Incident documentation/2020-05-11 thumbor
document status: draft
An external client issued a really large number of requests for what appears to be nonexistent original images uploaded to commons that caused the thumbor service to return 503s and eventually paged.
Impact: Approximately 291,000 thumb-nailing/resizing for images (which is what the thumbor service is for) requests failed and were returned as 503s (an HTTP error code). 76,000 of those from the offending IP. The incident affected eqiad and esams, so predominantly Europe and East Coast of the American Continents.
All timelines are on 2020-05-11 and are UTC
We were paged by icinga, roughly 40 mins after the behavior started.
- 12:11 approximately: Thumbor is starting to return a large number of 404s and a little bit later of 503s. Peaks are at 75rps and 104 rps respectively. Incident begins. It will take another 36 minutes before it becomes critical
- 12:47: SRE gates paged. Multiple people respond
- ~12:50: It is noted in graphs that thumbor is serving a lot of 404s and 503s to the caching proxies. Latencies have skyrocketed. From 1s to 12.5s for the p75 and from 5s to 15s for the p98
- 12:54: A single IP gets noticed for having requested 20x the number of requests the 2nd in order has.
- 13:02: A rule is put in the caching proxies to block the aforementioned IP
- 13:08: It becomes apparent that block isn’t working.
- 13:13: The block is fixed and set correctly. However the block is for the IPv6 only (as the IPv4 one isn't known)
- 13:18: It becomes apparent that swift is setting Cache-control: no-cache when returning 404s which disallows caching, even for a short amount of time on the caching proxies, which would have worked as a back pressure mechanism
- 13:19: The offender falls back to their IPv4 address now that their IPv6 is banned.

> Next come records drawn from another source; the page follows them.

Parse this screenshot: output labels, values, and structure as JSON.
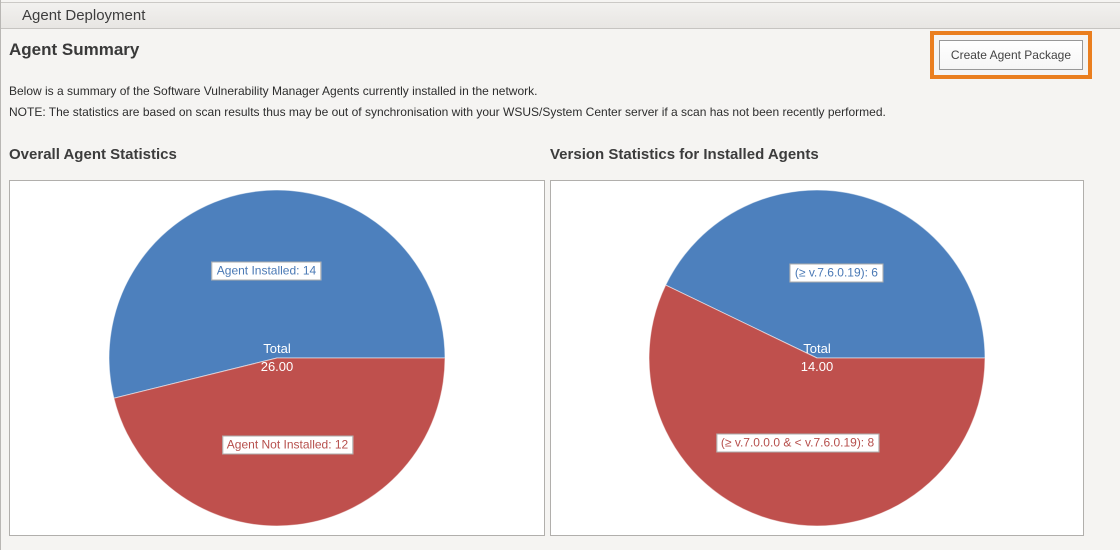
{
  "header": {
    "title": "Agent Deployment"
  },
  "summary": {
    "title": "Agent Summary",
    "create_button_label": "Create Agent Package",
    "description": "Below is a summary of the Software Vulnerability Manager Agents currently installed in the network.",
    "note": "NOTE: The statistics are based on scan results thus may be out of synchronisation with your WSUS/System Center server if a scan has not been recently performed."
  },
  "colors": {
    "slice_blue": "#4D80BD",
    "slice_red": "#BF504D",
    "highlight_orange": "#EA7E1E"
  },
  "chart_data": [
    {
      "type": "pie",
      "title": "Overall Agent Statistics",
      "total_label": "Total",
      "total_value": "26.00",
      "start_angle_deg": 0,
      "direction": "ccw",
      "slices": [
        {
          "label": "Agent Installed",
          "value": 14,
          "color": "#4D80BD",
          "text_color": "#4a79b5"
        },
        {
          "label": "Agent Not Installed",
          "value": 12,
          "color": "#BF504D",
          "text_color": "#b64f4c"
        }
      ]
    },
    {
      "type": "pie",
      "title": "Version Statistics for Installed Agents",
      "total_label": "Total",
      "total_value": "14.00",
      "start_angle_deg": 0,
      "direction": "ccw",
      "slices": [
        {
          "label": "(≥ v.7.6.0.19)",
          "value": 6,
          "color": "#4D80BD",
          "text_color": "#4a79b5"
        },
        {
          "label": "(≥ v.7.0.0.0 & < v.7.6.0.19)",
          "value": 8,
          "color": "#BF504D",
          "text_color": "#b64f4c"
        }
      ]
    }
  ]
}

- 13:23: Questions on why Thumbor’s rate-limit for originals isn’t kicking in
- 13:26: Blocks are updated with the IPv4 address. This time around the solution seems to hold
- 13:26: Incident ends
- 13:27: Question about the haproxy queue not having anything in it. The premise of the queue is to buffer requests when thumbor is under stress, which it did not do for some reason
Links to dashboards
-  https://grafana.wikimedia.org/d/Pukjw6cWk/thumbor?panelId=39&fullscreen&orgId=1&from=1589198924772&to=1589202380033
-  https://grafana.wikimedia.org/d/Pukjw6cWk/thumbor?panelId=35&fullscreen&orgId=1&from=1589198924772&to=1589202380033
-  https://grafana.wikimedia.org/d/Pukjw6cWk/thumbor?panelId=34&fullscreen&orgId=1&from=1589198924772&to=1589202380033
Screenshots of the above dashboards are below as well:
We were paged by icinga, roughly 40 mins after the behavior started. The alert was the LVS one, about the entirety of the service. No alerts prior to that, despite the event having started 30+ minutes earlier.
The current per-IP throttling implemented in Thumbor is inadequate. It attempts to create a system where a given IP can only use X workers and have a queue of Y, but since it's based on PoolCounters requests beyond the X limit are actually served by other Thumbor workers. We end up with a situation where the client can keep a lot of workers busy… waiting on its own throttling lock. This wasn't the intention and as such the PoolCounter-based throttle is broken.
What went well?
We were quickly able to identify the cause of the incident and react to it. Automated monitoring detected the incident, albeit relatively late.
What went poorly?
Thumbor as a service was under stress for ~40m before it paged. No one noticed before that. Blocking of the offender took more than ideal due to (in this order), operator error, IPv6 => IPv4 fallback, unrelated bad puppet deploy.
Where did we get lucky?
It happened at a good time for most of the SRE people, performance team was also present in the IRC channels, we were able to diagnose and block the offending IP.
How many people were involved in the remediation?
Multiple SREs, 1 SRE as incident coordinator and 2 people from performance.
Links to relevant documentation
https://github.com/wikimedia/puppet/commit/9b4dde717c7106d72dadf743d2b3d3eb70ed4f1c change to stop unconditionally caching 404s in the caching layer that exacerbate the problem
- Add a Cache-Control header to 404 responses coming from Thumbor/Swift Proxy if there isn't one yet https://phabricator.wikimedia.org/T252425
- Thumbor 2.8 upgrade solved this issue.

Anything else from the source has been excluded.